Le marché marocain de la dette souveraine s’apprête à gagner en visibilité auprès des investisseurs internationaux. Le Maroc devrait compter parmi les principales composantes du GBI-EM Edge, le nouvel indice que JPMorgan prévoit de lancer avant la fin septembre pour suivre les obligations d’État en monnaie locale des marchés frontières.
Le Royaume ferait partie des pays bénéficiant des pondérations les plus importantes, avec l’Égypte, le Vietnam, le Kazakhstan, le Bangladesh, le Pakistan, le Nigeria et le Sri Lanka. Aucun marché ne pourra toutefois représenter plus de 8 % du benchmark.
Cette nouvelle référence couvrira 26 économies et près de 330 milliards de dollars de dette. Elle permettra aux gestionnaires de fonds de disposer d’un indice consacré spécifiquement aux obligations souveraines émises dans les monnaies nationales des marchés frontières.
JPMorgan impose plusieurs critères pour intégrer son benchmark. Les émissions retenues devront atteindre l’équivalent d’au moins 250 millions de dollars et conserver une maturité minimale de deux ans et demi.
Le continent africain occupera une position particulièrement importante dans la composition du GBI-EM Edge. Près de 45 % de l’indice devrait revenir aux pays africains. Les économies frontières asiatiques en concentreront près du tiers, principalement grâce au Vietnam, au Kazakhstan, au Pakistan et au Bangladesh.
Le rendement nominal moyen attendu approche 10,4 %, soit environ 440 points de base au-dessus de celui offert par l’indice de JPMorgan dédié aux marchés émergents en monnaie locale.

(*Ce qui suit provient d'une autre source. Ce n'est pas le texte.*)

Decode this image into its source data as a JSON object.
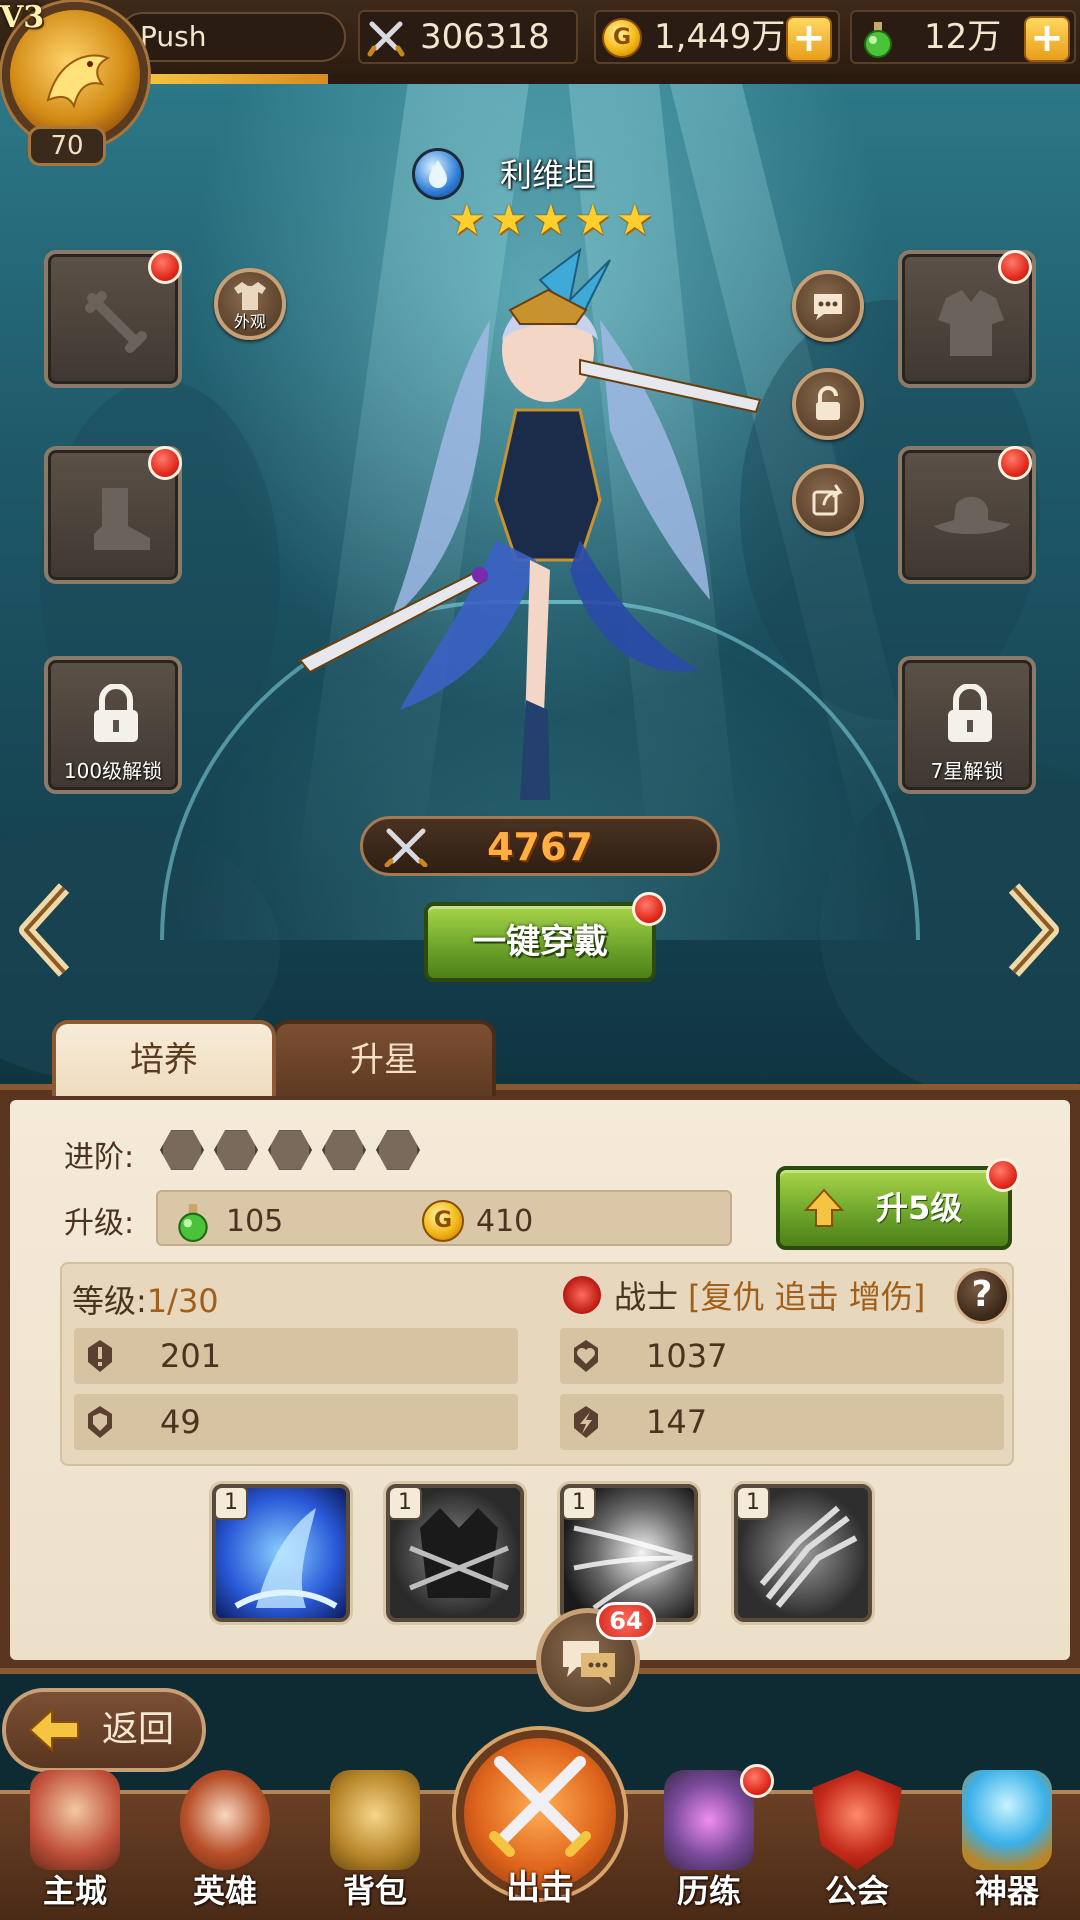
{
  "player": {
    "vip": "V3",
    "level": "70",
    "name": "Push",
    "xp_fraction": 0.2
  },
  "resources": {
    "power": "306318",
    "gold": "1,449万",
    "potion": "12万"
  },
  "hero": {
    "name": "利维坦",
    "stars": 5,
    "element": "water-drop-icon",
    "combat_power": "4767"
  },
  "equipment": {
    "skin_label": "外观",
    "lock_left_label": "100级解锁",
    "lock_right_label": "7星解锁",
    "equip_all_label": "一键穿戴"
  },
  "tabs": {
    "train": "培养",
    "star_up": "升星"
  },
  "panel": {
    "advance_label": "进阶:",
    "upgrade_label": "升级:",
    "cost_potion": "105",
    "cost_gold": "410",
    "upgrade_button": "升5级",
    "level_label": "等级:",
    "level_value": "1/30",
    "class_name": "战士",
    "class_traits": "[复仇 追击 增伤]",
    "help": "?",
    "stats": {
      "attack": "201",
      "hp": "1037",
      "defense": "49",
      "speed": "147"
    },
    "skills": [
      {
        "level": "1"
      },
      {
        "level": "1"
      },
      {
        "level": "1"
      },
      {
        "level": "1"
      }
    ],
    "chat_count": "64"
  },
  "bottom": {
    "back": "返回",
    "nav": {
      "city": "主城",
      "heroes": "英雄",
      "bag": "背包",
      "battle": "出击",
      "trials": "历练",
      "guild": "公会",
      "artifact": "神器"
    }
  },
  "colors": {
    "accent_green": "#6aa22a",
    "badge_red": "#e22b1e",
    "gold": "#f3b815",
    "panel_bg": "#f4ead8",
    "frame_brown": "#8a5a32"
  }
}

La banque américaine travaille depuis plusieurs années sur ce projet, dans un contexte marqué par l’intérêt croissant des investisseurs pour les dettes publiques à rendement élevé. Son arrivée intervient quinze ans après le lancement de NEXGEM, l’indice de JPMorgan consacré aux obligations des marchés frontières libellées en devises fortes.
L’enjeu dépasse la création d’une nouvelle référence financière. L’intégration dans les grands indices obligataires peut peser sur les choix d’allocation des investisseurs internationaux, dont une partie construit ses portefeuilles en fonction de leur composition. Les benchmarks de JPMorgan sont également largement utilisés par les gestionnaires spécialisés dans les marchés émergents pour mesurer leurs performances.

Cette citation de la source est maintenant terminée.